O preço do litro do combustível atingiu o patamar de R$ 4 em 2018, no Brasil. Desde então, os últimos três anos foram de escalada. A realidade mexeu com a rotina dos consumidores, desde a substituição do combustível a mudanças de hábitos nas locomoções diárias e incitou até greve, como a dos caminhoneiros. O incômodo da população reverberou e baixar o preço do produto virou bandeira política, inclusive do presidente Jair Bolsonaro (sem partido). Um feito que ele ainda não conseguiu, mas tenta por meio de estratégias que se desencontram com outras áreas econômicas.
Bolsonaro desafiou os governadores, por exemplo, a zerar o Imposto sobre Circulação de Mercadorias e Serviços (ICMS) sobre gasolina e diesel em troca de fazer o mesmo com os tributos federais, que são o Programa de Integração Social (PIS), Contribuição para o Financiamento da Seguridade Social (Cofins) e Contribuição de Intervenção no Domínio Econômico (Cide).
E no cálculo para definir o preço final do combustível, entram as alíquotas desses impostos tanto nas esferas federal e estadual, além do custo da distribuição e revenda. Do dinheiro arrecadado, 75% são distribuídos para as unidades federativas, que repassam 25% para os municípios. Feita a partilha, as cidades destinam os gastos para setores como Saúde e Educação.
Para se ter ideia, se o plano fosse implantado, o impacto seria de R$ 2,8 bilhões no Ceará. O valor é da estimativa de arrecadação para esse ano com o ICMS, que é de R$ 14,06 bilhões. Isso gera um impasse entre esferas, pois mexe na receita de estados e municípios.
Para o professor Joseph David Vasconcelos, do Departamento de Teoria Econômica da Universidade Federal do Ceará (UFC), o primeiro ponto é analisar a questão fiscal do País para saber a viabilidade da medida.
"O déficit do Brasil encerrou o ano passado com R$ 95 bilhões.
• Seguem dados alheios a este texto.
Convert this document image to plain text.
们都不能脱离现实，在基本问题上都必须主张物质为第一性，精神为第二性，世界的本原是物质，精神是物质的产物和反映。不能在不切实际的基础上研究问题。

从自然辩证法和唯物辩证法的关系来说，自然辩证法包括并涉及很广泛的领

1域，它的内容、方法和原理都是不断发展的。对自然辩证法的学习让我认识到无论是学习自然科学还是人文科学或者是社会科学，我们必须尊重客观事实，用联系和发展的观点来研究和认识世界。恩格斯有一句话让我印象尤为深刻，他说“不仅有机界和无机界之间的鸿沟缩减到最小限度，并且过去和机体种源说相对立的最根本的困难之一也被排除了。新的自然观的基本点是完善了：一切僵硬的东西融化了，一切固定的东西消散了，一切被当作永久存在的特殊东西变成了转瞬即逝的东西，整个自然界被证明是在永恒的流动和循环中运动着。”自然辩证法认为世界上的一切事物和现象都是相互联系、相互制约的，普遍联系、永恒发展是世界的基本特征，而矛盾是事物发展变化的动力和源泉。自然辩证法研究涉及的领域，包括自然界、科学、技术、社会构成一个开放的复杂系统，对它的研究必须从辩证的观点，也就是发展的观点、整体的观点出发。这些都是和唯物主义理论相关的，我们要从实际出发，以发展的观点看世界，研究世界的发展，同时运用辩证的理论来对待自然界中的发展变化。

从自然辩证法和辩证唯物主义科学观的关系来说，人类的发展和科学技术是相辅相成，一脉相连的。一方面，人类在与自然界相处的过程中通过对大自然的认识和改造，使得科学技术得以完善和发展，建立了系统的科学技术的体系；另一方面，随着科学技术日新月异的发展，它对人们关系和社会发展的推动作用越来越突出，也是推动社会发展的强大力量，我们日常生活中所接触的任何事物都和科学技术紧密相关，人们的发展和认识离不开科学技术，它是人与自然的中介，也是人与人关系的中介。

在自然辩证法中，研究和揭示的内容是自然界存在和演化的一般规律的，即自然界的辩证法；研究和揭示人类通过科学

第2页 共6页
Ou seja, o governo gastou mais do que arrecadou. Já receitas que vêm do ICMS são algo em torno de R$ 25 bilhões. Não há, no entanto, condições de abdicar deste valor", calcula. "Para fazer isso, ele teria de dizer de onde cortaria essa dimensão de R$ 25 bilhões para neutralizar o efeito", complementa. Ele acrescenta que essa repercussão recai mais sobre os estados, que não têm poder de criação de moeda.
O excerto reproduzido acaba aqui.